It has been seven years since journalist and political activist Itai Dzamara was abducted by suspected state security agents in Glen View, Harare, but efforts by his wife Sheffra Dorica, to ascertain his whereabouts from government have continued to hit a brick wall.
Dzamara’s wife wrote a petition to President Emmerson Mnangagwa, who assumed power in November 2017, demanding answers on her husband’s disappearance, but says she has not found joy.
“I have written to the government about Itai, but I have not been responded to.
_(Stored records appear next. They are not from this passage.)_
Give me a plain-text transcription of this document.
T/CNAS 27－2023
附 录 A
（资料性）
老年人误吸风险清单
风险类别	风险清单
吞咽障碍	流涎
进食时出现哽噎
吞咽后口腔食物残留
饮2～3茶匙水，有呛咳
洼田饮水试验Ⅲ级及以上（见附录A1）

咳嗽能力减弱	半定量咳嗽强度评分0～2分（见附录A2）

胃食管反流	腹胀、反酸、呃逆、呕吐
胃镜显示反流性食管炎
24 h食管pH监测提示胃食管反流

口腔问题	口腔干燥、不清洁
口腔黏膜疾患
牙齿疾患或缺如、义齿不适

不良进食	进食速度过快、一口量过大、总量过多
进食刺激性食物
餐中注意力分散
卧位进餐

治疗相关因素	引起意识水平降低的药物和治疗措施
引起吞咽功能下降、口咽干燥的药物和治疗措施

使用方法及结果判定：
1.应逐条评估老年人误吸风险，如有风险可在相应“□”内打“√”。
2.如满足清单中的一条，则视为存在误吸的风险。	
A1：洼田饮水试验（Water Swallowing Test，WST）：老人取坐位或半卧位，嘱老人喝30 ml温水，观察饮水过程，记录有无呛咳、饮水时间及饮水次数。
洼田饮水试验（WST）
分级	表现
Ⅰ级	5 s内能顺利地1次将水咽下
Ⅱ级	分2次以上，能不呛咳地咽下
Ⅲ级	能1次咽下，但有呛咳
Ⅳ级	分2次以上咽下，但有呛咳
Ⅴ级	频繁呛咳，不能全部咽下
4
One day we will have answers,” she said.
The activist has not been seen since his disappearance on March 9, 2015, days after urging longtime leader Robert Mugabe to resign.

He left behind his wife Sheffra Dorica and two children.
An activist of equal measure who shares the same background as Itai, journalist Hopewell Chin’ono on Wednesday launched a donation fund for Dzamara’s wife ” who is struggling on her own” because “He (Itai) was fighting for all of us.”
Dzamara left his home to get a haircut at the neighbourhood barbershop in Glen View, a high-density suburb in Harare and told his wife he would be back in a few minutes whom he asked to prepare breakfast.
He never returned.

Unidentified men outside the barbershop accused her 35-year-old husband of livestock theft, seized him and bundled him into one of their unmarked pick-up trucks before speeding off.
Dzamara was the founder of the Occupy Africa Unity Square movement which demanded the resignation of the late President Robert Mugabe. Mugabe died in 2019.
Two years ago, Sheffra sent a letter to Mnangagwa requesting him to shed light on her husband’s whereabouts and to ascertain what happened to him.
She has not had any answer.
“I don’t think they are still investigating,” she said. “It’s like they have forgotten about it … It’s like Itai never existed,” Sheffra recently told the media.